As the digitization projects are research-driven, there is often a rush to production and a pressure to produce the materials for research. These obstacles can often work against a solid digitization design process. If the project has succumbed to this pressure, then building the digital deliverables can be a more difficult process; often there is a lack of training in faculty staff. A more formal structure may remedy this.

Selection of materials is highly research-based with intellectual property rights, teaching and learning potential, historical and cultural value, enhanced access, research into digitization strategies, potential to reach disadvantaged groups and social inclusion all as important factors. The selection criteria have not changed over time, as research is the main impetus.

IATH has collaborated with archives, libraries, museums, academic institutions, corporations, foundations and charities, and government agencies at the institutional and national levels. This collaboration has been very successful, with the main criteria being to establish firmly who has responsibility for which task.

IATH has many projects, which have differing purposes, priorities, and objectives. Many projects are complete and as many again are ongoing. Generally, projects do not finish entirely and have some level of addition. Priorities for projects will include preservation, public access, teaching and learning resource, research, wider access and response to previous demand, as well as specific criteria such as urban planning (this would be for a very specific purpose).

Projects do tend to produce websites with explicit statements of intent covering rationale, scope and significance.

As the projects cover a wide range of topics, the type of source material digitized can include:

The format of the materials to be digitized covers a wide range as specified by the project criteria and will include items such as drawings and photographs, schematic plans of water systems and large-scale maps. Depending on the project, materials may either be a representative sample or the entire collection.

Different projects have different views on the process and what may be changed, for example understanding digitization of maps, and using different specialist software.

Again, the range of projects will cover the use of the following standards, guidelines or tools for representing content:

The following standards, guidelines or tools have been consulted for describing content:

Projects will use a database schema that refers to these standards.

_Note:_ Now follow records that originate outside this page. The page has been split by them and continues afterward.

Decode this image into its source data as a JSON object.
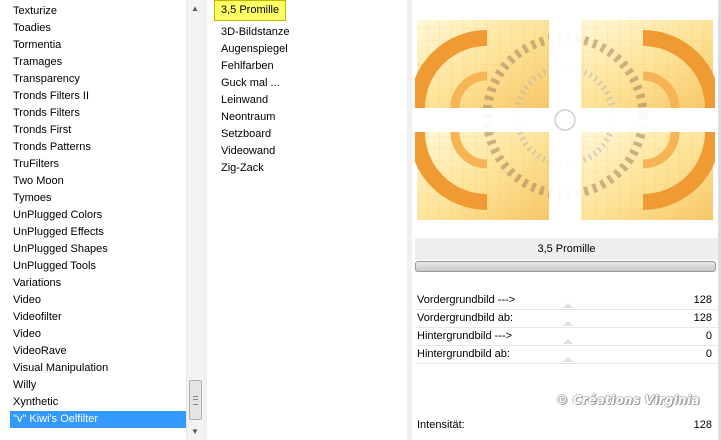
{
  "categories": {
    "items": [
      "Texturize",
      "Toadies",
      "Tormentia",
      "Tramages",
      "Transparency",
      "Tronds Filters II",
      "Tronds Filters",
      "Tronds First",
      "Tronds Patterns",
      "TruFilters",
      "Two Moon",
      "Tymoes",
      "UnPlugged Colors",
      "UnPlugged Effects",
      "UnPlugged Shapes",
      "UnPlugged Tools",
      "Variations",
      "Video",
      "Videofilter",
      "Video",
      "VideoRave",
      "Visual Manipulation",
      "Willy",
      "Xynthetic",
      "\"v\" Kiwi's Oelfilter"
    ],
    "selected_index": 24
  },
  "filters": {
    "items": [
      "3,5 Promille",
      "3D-Bildstanze",
      "Augenspiegel",
      "Fehlfarben",
      "Guck mal ...",
      "Leinwand",
      "Neontraum",
      "Setzboard",
      "Videowand",
      "Zig-Zack"
    ],
    "selected_index": 0
  },
  "preview": {
    "filter_title": "3,5 Promille",
    "params": [
      {
        "label": "Vordergrundbild --->",
        "value": "128"
      },
      {
        "label": "Vordergrundbild ab:",
        "value": "128"
      },
      {
        "label": "Hintergrundbild --->",
        "value": "0"
      },
      {
        "label": "Hintergrundbild ab:",
        "value": "0"
      },
      {
        "label": "Intensität:",
        "value": "128"
      }
    ],
    "watermark": "© Créations Virginia",
    "colors": {
      "orange": "#f0a23c",
      "light": "#fde79c",
      "pale": "#fff6d2"
    }
  },
  "icons": {
    "scroll_up": "arrow-up-icon",
    "scroll_down": "arrow-down-icon",
    "thumb_grip": "grip-icon"
  }
}
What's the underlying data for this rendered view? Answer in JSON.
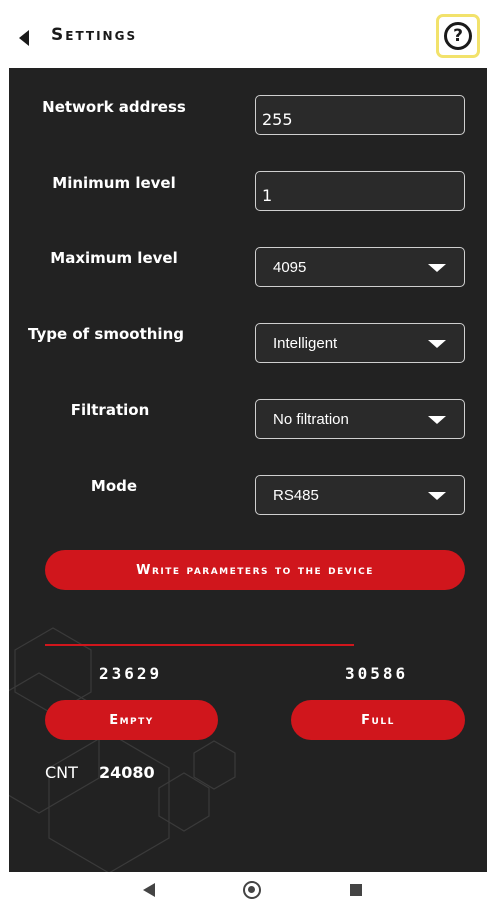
{
  "header": {
    "title": "Settings",
    "back_icon": "back-triangle-icon",
    "help_icon": "question-mark-icon",
    "help_label": "?"
  },
  "form": {
    "network_address": {
      "label": "Network address",
      "value": "255"
    },
    "minimum_level": {
      "label": "Minimum level",
      "value": "1"
    },
    "maximum_level": {
      "label": "Maximum level",
      "value": "4095"
    },
    "smoothing": {
      "label": "Type of smoothing",
      "value": "Intelligent"
    },
    "filtration": {
      "label": "Filtration",
      "value": "No filtration"
    },
    "mode": {
      "label": "Mode",
      "value": "RS485"
    }
  },
  "write_button": "Write parameters to the device",
  "calibration": {
    "empty_value": "23629",
    "full_value": "30586",
    "empty_button": "Empty",
    "full_button": "Full"
  },
  "cnt": {
    "label": "CNT",
    "value": "24080"
  },
  "colors": {
    "accent": "#d0161c",
    "background": "#222222",
    "help_highlight": "#f2e26b"
  },
  "navbar": {
    "back_icon": "nav-back-icon",
    "home_icon": "nav-home-icon",
    "recents_icon": "nav-recents-icon"
  }
}
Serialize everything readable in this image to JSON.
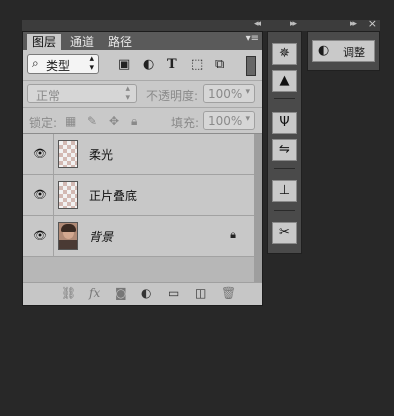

The following standards, guidelines or tools were consulted for controlling data values:

Different projects use standards in different ways, and will, for example, consult them for creating their own database schema.

When standards are not used, it can be for a variety of reasons. They may not yet be agreed, they may be inappropriate or not known, or there may be a lack of documentation or of training.

IATH projects will consult other existing guidelines for digitizing particular document types when planning their digitization strategy; an example would be standards for large-scale maps.

Projects use different standards, guidelines or tools for representing structure, including:

In relation to standards in general and recommendations for striking a balance between the ideal and the realistic, the program recommends starting with the standards and constructing their own database which can have better data ranges. However, it is advisable to use and consult standards wherever possible.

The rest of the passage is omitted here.